Si l'agence de notation financière Fitch a failli décoter le Québec, c'est la faute aux libéraux, accuse Pauline Marois.

Publié le 18 déc. 2013
Paul Journet LA PRESSE

L'agence de notation a mis Québec «sous surveillance, avec perspective négative». Et elle voulait initialement décoter la note de crédit. Fitch y a renoncé seulement quand Québec a exercé son «droit d'appel et fourni des renseignements additionnels», lit-on dans son communiqué officiel.

Quelles sont ces informations? «Je vais vous dire autre chose, a répondu la première ministre. En fait, ils étaient en désaccord avec certaines politiques qu'avait adoptées le Parti libéral qui nous a précédés. Les informations que nous avons apportées, c'est tout simplement d'illustrer très clairement comment notre gouvernement avait réussi à contrôler les dépenses d'une façon exceptionnelle, ce que n'avait jamais fait l'ancien gouvernement pendant 10 ans.»

Elle donnait le point de presse bilan de sa mission économique en Europe.

Samedi dernier à Monaco, Mme Marois assurait pourtant d'un ton serein «qu'il n'y a pas de menace de décote, il y a surveillance».

Fitch a été préoccupée par le report du déficit zéro, qui était prévu pour cette année financière. Il a été reporté de deux ans. Le déficit cette année sera de 2,5 milliards, soit 0,7% du PIB. 

Rien ne change pour les autres agences

Les quatre autres agences de notation (Standard&Poors, Moody, DBRS et Japan Credit Rating) n'ont pas changé leur cote depuis la mise à jour économique.

Moody's a affirmé que Québec réussissait encore à contrôler ses dépenses et que les déficits pour les deux prochaines années ne gonfleront pas de manière significative la dette.

S&P relativise aussi le déficit. Elle appelle que Québec est la sixième province canadienne à devoir reporter l'équilibre budgétaire à cause de conjoncture économique.
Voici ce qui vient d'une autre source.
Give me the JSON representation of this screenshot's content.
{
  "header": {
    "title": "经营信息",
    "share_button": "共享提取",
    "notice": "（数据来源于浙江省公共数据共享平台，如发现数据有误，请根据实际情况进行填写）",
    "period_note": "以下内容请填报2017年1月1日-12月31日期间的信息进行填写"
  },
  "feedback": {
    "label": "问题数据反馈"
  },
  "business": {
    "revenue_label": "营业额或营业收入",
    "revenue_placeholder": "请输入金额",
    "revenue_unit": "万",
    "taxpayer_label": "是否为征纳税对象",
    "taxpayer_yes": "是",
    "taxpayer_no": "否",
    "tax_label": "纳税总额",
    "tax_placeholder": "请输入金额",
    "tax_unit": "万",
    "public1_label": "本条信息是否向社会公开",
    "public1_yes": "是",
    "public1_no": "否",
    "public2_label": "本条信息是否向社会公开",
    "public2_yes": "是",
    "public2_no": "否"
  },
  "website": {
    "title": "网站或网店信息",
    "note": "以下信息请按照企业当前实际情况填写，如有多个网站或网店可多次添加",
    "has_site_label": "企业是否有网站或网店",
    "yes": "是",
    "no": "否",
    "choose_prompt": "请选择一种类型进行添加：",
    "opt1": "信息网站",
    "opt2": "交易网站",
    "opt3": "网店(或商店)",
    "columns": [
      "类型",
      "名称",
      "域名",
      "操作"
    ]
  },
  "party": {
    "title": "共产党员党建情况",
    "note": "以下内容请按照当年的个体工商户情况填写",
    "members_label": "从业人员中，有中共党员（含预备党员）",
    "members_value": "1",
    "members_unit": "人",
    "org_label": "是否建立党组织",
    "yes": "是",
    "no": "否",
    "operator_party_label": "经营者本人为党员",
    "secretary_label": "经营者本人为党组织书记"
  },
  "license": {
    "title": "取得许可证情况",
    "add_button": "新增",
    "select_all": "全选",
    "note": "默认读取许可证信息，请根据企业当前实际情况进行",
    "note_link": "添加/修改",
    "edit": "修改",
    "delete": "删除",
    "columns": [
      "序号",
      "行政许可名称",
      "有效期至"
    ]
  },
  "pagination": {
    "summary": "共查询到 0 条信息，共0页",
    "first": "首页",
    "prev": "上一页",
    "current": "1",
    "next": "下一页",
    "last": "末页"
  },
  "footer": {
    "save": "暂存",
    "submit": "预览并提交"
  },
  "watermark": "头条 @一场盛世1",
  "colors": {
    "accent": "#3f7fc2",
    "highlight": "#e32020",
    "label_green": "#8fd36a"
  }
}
Le défi du contrôle des dépenses

Fitch n'avait pas menacé de la sorte le dernier gouvernement Charest. «Même si (le gouvernement libéral) atteignait ses cibles budgétaires, c'est parce que ses revenus augmentaient plus vite que prévu, et il continuait à dépenser. Donc c'est l'ensemble de ces informations que nous avons rendues disponibles. Et vous aurez constaté qu'on nous a simplement mis sous surveillance, ce qui est la règle dans ces cas-là», a dit Mme Marois.

Mais quelles sont plus précisément les nouvelles informations transmises à Fitch? «C'est de nouvelles informations, dans le sens où on a explicité davantage ce qu'on trouvait dans notre budget, et nous avons explicité le fait que les décisions qui avaient été prises pour contrôler les dépenses nous avaient menés à des résultats positifs, et que c'est dans ce sens-là que nous allons continuer de travailler», a répondu la première ministre.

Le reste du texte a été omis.